William Safire died yesterday at 79. The former Nixon speechwriter and Pulitzer Prize-winning New York Times columnist was as famous for being the country's leading language maven as much as for his conservative opinions. Columnists remember their "pugnacious" colleague.
- 'How to Read a Column.' The New York Times published this classic Safire column from 2005, in which he offered some words of warning to his readers about pundits and their many tricks. "Fledgling columnists, eager to impress readers with their grasp of journalistic jargon, are drawn to such arcane spellings as 'lede,' he wrote. "Where they lede, do not follow."
He was a college dropout and proud of it, a public relations go-getter who set up the famous Nixon-Khrushchev "kitchen debate" in Moscow, and a White House wordsmith in the tumultuous era of war in Vietnam, Nixon's visit to China and the gathering storm of the Watergate scandal, which drove the president from office.
- Leslie H. Gelb, Forbes: "He loved politics, but he also loved words.
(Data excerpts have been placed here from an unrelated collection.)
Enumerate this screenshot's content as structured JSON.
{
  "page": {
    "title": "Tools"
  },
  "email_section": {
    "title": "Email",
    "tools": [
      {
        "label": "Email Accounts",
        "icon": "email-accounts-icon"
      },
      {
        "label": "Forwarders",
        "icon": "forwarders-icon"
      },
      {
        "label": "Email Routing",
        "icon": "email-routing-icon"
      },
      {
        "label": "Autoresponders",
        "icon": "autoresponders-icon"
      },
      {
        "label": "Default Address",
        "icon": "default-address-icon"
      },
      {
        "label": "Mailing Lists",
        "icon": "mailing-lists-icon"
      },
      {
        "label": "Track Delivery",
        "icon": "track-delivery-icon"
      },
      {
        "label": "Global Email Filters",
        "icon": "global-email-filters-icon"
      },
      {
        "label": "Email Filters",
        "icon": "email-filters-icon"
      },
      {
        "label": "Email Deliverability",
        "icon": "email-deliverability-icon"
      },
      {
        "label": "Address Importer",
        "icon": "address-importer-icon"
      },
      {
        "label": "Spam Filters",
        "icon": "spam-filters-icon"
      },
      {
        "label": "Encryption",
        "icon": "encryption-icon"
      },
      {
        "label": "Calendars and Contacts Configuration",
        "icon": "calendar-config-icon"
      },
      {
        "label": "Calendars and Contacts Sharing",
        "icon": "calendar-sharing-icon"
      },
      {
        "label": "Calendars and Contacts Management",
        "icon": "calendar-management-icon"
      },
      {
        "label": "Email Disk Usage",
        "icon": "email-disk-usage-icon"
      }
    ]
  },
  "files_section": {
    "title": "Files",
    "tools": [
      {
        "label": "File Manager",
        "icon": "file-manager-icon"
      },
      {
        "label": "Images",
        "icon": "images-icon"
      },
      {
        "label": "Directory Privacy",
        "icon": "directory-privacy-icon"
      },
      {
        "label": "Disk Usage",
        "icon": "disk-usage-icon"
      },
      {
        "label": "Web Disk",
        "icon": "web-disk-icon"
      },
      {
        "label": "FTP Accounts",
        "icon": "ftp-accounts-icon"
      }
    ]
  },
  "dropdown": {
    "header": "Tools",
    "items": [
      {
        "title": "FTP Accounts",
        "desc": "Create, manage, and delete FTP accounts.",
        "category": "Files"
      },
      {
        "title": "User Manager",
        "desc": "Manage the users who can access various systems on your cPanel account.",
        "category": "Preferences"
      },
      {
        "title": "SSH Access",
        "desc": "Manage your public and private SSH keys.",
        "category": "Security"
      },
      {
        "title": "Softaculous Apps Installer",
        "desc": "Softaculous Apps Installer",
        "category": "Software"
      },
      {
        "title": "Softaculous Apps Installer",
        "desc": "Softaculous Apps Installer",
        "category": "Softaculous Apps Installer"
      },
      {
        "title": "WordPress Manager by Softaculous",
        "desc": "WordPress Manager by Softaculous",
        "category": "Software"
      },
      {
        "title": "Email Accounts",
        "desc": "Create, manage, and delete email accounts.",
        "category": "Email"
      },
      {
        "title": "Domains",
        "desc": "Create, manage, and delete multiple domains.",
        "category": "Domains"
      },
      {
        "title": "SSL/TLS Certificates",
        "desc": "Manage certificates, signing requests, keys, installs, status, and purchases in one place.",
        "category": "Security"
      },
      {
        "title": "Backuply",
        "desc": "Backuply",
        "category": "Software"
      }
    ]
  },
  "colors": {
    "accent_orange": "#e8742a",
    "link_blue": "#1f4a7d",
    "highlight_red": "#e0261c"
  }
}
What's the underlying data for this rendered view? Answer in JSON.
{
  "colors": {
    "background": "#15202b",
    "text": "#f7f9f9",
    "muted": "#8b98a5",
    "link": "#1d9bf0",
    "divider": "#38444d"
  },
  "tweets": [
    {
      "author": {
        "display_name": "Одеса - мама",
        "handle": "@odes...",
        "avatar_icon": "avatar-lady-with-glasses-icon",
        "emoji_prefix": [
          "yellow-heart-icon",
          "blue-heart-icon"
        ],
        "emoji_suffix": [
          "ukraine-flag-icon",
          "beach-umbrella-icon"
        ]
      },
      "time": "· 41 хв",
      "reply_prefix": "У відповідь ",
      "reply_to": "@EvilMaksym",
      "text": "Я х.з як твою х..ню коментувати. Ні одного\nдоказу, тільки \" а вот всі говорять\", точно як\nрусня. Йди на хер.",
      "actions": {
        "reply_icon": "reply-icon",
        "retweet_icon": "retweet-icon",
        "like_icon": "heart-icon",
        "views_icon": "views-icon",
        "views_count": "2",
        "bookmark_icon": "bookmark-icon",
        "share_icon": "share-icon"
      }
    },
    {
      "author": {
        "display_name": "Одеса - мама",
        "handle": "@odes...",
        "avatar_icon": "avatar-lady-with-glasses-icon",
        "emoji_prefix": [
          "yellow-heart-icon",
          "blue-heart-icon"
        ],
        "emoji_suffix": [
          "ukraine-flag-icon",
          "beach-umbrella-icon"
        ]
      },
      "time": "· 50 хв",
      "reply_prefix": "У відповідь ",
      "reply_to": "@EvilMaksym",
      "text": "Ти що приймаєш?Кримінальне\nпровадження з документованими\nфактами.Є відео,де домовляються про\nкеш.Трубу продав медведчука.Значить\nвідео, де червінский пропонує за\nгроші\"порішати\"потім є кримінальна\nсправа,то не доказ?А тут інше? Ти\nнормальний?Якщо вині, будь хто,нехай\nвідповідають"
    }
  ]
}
He made language his other love in life, after politics. Or perhaps he put it before politics. I don't know. His language columns and books were a model of civility and learning."
- The Washington Post: Safire was a "language maven."
- Commentary: "The first professional Republican ideologue of his time to become a mainstream fixture in journalism," writes John Podhoretz. "He was a patriot, an American nationalist, a Zionist, a civil libertarian, and a classic Washington type of a sort that has now almost entirely passed from the scene."
- The Nation: Safire was a believer in fair debate, says John Nichols. "Safire believed that, in a fair debate, conservative ideas would prevail. I believed that, in a fair debate, progressive ideas would prevail. What we shared was a faith in the value of that fair debate, and a recognition that it can only occur when the media has many different owners -- and many distinct and dissenting voices."
- The Wall Street Journal: "A competitor who had our back when we needed him." The Journal says Safire was one of a kind.
Unlike many columnists, Safire did not soar at 35,000 feet bemoaning what fools these mortals be. He did his own reporting, digging up stories and anecdotes that embarrassed politicians who deserved to be embarrassed. He was a master of his craft, a student of the English language who loved the playful use of words."